In the summer of 1930 the Association consisted of a few dozen members and a plan. Less than two years later it numbered 20,000 members and claimed 150 hostels.
Like today’s e-zine, YHA published Rucksack every three months. Live More YHA has an interview with celebrity, Ben Fogle. Big names also contributed to the magazine in 1932. Prime Minister, Ramsay Macdonald, Professor GM Trevelyan, historian, popular author and first YHA President, and HH Symonds, a campaigner for conservation in the Lake District, all contibuted.
Symonds wrote about youth hostels in Snowdonia and the prime minister looked forward to “something to cheer us in our work-a-day life.”
Despite a shortage of paper, Rucksack magazine survived the Second World War in a smaller format and Tom Stephenson, the founder of the Pennine Way, edited the magazine.
1950 marked a shift to publication every two months, a new editor and more colourful covers.
Rucksack became Youth Hosteller in 1957, appearing once a month, until its last few issues. It became Hostelling News in 1972, appearing quarterly in a newspaper style.

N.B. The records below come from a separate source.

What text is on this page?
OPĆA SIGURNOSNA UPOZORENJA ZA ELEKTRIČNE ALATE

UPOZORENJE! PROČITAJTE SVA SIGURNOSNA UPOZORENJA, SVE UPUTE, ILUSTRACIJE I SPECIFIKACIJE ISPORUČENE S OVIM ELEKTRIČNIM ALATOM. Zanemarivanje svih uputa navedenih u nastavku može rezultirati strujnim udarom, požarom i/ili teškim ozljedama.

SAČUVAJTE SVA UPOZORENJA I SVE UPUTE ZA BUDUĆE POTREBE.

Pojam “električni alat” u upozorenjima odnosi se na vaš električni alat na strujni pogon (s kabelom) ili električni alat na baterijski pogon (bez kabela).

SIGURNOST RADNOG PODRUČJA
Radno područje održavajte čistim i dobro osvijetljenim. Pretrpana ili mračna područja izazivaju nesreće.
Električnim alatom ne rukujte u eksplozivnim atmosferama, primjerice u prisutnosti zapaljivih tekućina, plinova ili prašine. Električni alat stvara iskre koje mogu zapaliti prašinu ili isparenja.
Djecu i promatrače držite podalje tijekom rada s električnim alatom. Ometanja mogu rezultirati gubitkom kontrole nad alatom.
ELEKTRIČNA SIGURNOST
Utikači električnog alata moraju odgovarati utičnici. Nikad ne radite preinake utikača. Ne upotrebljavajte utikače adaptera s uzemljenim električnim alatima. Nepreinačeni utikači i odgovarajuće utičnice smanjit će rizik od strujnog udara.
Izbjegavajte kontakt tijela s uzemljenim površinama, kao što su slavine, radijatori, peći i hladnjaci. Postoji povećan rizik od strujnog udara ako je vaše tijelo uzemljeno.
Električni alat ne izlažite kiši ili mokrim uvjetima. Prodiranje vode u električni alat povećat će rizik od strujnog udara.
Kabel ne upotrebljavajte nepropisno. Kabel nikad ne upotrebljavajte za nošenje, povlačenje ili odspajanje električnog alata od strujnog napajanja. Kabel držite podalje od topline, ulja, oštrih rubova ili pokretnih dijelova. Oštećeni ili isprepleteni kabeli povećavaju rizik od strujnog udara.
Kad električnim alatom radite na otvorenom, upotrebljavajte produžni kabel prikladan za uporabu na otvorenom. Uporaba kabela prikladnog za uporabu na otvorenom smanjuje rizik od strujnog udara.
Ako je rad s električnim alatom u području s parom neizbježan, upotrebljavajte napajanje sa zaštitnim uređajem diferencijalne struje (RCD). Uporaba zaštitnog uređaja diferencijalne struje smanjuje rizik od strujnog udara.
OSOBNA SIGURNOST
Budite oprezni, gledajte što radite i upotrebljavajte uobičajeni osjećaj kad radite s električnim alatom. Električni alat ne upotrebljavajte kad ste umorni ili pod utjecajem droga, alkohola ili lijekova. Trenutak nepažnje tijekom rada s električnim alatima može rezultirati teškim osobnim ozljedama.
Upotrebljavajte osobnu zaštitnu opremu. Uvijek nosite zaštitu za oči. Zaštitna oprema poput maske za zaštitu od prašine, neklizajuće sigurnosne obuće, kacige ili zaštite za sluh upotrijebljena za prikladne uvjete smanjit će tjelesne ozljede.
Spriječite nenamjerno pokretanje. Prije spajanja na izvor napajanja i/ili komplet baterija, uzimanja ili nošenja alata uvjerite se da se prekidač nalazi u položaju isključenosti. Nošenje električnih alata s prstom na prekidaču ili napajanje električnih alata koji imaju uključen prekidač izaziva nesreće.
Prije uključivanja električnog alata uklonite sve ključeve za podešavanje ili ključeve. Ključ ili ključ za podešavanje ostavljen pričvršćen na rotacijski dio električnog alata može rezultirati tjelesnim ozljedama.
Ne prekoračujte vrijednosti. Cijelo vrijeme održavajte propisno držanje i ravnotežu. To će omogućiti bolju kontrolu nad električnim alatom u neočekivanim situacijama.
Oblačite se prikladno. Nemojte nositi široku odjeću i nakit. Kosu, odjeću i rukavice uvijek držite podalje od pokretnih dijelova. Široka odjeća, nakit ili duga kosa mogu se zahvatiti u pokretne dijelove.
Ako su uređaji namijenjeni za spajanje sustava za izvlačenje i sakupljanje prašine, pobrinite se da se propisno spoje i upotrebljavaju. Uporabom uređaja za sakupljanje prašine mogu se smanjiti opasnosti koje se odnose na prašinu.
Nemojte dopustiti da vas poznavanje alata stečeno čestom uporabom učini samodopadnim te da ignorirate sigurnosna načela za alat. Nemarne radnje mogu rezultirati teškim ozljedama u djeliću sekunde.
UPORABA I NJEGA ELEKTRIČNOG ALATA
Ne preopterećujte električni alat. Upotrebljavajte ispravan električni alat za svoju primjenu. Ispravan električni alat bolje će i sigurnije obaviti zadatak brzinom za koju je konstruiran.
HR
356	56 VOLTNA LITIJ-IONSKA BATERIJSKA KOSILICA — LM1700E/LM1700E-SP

YHA Magazine came next, published quarterly in a small, glossy format from 1985. From 1989, modified, it became Triangle and lasted until 2006, when YHA could no longer afford the high production and mailing costs of a printed magazine.
All the changes show how youth hostels changed and why. They had to keep up with the times. The had to keep up with changing technology.
Today’s digital magazine can reach many more people, more quickly than any paper communication.
A version of this article first appeared in YHA’s magazine for staff, Connect, in September 2015.